OF BLACK INK AND BONDAGE GEAR
Brooklyn-based artist Tamara Santibañez delicately pushes the limits of human want, need, and curiosity through her work. Ranging classic illustration, apparel and tattoos, her style is both interpretive and self-explanatory. Her favored imagery is distanced, like a keyhole glimpse into something we weren’t supposed to dwell on. Focusing on emotional and physical states on the fringe of the human psyche, she pinpoints their sources and does it in a slinky yet gritty monochrome.
Santibañez’s work is divided into series’, all of which share an infatuation with desire. Her ‘Portraiture’ series features groups of objects, carefully arranged in white space. The vacancy of a human form only highlights the humanity of the objects at hand—the whip, the leather, the mary janes—and causing order clashing with an unchaste secret. In “Icons,” she showcases different versions of the cross made from household objects. Dissecting what exactly an icon is, she breaks it’s power down for the rest of us, and the result is an aesthetic narrative just as much as it is a question of why we are as attached to symbols as we are to the things they stand for.

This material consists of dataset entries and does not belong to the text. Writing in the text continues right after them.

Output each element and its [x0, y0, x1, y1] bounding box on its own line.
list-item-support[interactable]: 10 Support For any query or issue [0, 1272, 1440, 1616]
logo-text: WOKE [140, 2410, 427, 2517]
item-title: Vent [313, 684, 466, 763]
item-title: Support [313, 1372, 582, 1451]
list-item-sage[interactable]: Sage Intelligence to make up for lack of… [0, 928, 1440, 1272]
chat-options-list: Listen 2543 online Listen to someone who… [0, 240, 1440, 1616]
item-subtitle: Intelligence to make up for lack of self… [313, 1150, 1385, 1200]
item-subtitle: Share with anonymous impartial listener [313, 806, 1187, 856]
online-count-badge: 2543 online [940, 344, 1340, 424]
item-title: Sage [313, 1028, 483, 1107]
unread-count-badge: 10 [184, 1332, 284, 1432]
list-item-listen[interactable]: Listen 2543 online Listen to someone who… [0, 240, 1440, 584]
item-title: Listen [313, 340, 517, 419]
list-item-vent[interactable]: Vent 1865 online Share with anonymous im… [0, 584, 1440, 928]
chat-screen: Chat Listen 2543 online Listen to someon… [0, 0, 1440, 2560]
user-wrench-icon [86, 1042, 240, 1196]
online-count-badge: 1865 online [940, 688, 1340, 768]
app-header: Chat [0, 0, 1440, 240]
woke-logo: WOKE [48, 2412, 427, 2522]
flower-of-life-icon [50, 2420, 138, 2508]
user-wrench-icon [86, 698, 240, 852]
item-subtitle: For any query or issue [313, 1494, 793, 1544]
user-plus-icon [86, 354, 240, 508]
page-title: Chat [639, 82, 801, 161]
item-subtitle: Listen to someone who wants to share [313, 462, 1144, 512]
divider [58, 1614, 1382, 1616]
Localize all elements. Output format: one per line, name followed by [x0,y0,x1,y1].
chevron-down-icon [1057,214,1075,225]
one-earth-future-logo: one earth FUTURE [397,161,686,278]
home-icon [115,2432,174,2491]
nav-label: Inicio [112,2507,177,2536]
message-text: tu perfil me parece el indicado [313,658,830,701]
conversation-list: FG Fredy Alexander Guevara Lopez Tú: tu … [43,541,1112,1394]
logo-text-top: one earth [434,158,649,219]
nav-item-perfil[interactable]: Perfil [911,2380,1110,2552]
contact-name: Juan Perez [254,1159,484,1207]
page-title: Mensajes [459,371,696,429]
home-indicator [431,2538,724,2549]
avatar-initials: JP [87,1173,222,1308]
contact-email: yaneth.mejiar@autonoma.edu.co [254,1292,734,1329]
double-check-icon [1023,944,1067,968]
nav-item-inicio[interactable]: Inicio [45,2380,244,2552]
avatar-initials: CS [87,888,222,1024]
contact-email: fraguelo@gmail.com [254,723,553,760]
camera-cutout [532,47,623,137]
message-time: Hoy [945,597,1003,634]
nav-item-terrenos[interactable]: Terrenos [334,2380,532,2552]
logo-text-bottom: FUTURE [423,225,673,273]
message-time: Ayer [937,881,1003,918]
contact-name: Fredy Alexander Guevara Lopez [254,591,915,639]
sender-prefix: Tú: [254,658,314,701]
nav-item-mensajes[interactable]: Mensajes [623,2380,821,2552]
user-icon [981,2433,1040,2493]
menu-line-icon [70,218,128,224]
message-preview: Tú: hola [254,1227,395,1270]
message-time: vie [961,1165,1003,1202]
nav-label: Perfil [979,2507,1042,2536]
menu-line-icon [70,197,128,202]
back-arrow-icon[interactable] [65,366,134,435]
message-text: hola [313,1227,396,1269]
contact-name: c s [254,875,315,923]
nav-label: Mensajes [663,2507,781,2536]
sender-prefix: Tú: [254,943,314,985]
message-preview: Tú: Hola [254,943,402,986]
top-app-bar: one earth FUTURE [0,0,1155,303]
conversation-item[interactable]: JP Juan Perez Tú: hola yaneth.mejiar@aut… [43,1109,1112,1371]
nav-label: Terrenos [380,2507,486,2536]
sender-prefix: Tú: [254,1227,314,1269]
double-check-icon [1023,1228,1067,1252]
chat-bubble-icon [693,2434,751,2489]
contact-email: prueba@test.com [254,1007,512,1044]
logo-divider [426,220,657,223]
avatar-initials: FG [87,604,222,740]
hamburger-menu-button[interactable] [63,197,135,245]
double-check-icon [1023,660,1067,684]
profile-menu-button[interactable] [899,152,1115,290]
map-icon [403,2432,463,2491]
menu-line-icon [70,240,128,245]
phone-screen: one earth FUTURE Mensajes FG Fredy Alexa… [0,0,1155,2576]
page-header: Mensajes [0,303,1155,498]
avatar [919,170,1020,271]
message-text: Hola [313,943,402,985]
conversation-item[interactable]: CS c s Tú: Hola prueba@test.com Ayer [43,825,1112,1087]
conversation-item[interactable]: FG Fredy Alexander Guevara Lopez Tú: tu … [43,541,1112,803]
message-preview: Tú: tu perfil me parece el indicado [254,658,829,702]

Lofty art aside, there are also smiley faces made of handcuffs and bondage gear. There’s no ignoring the erotic function of the piece, and that fact embodies it’s purpose; to acknowledge, explore, and celebrate. Ultimately, these pieces connect to the very people they indirectly represent, which makes them not only gallery material, but a social commentary.
Santibañez’s tattoos are just as enigmatic as her other artwork, if a little more tangible. Continuing the black and grey scheme, they deal largely with iconography and the glory and hyperboles that come with it. Sometimes, her style seems to lean toward American Traditional, but there’s always that edge, the barbed- wire trim that gives her work distinction. She also does classic portraiture, religious imagery, and the occasional Grim Reaper, in somber tones and bold, sweeping line-work.
Her penchant for the fetishist underground comes also seeps into her tattoo work, a profundity that defines true sensation. Even the physicality of tattooing, on the parts of the artist and the tattooed, is an example of the reaches of feeling, giving, and receiving.
Santibañez’s creative vision is a purely exploratory vessel that emphasizes the relationship of people to themselves, each other, and the objects they give meaning to. Stylistically speaking, it is an experiment in the texture and possibilities of ink as a primary medium, and all that it can mask and reveal.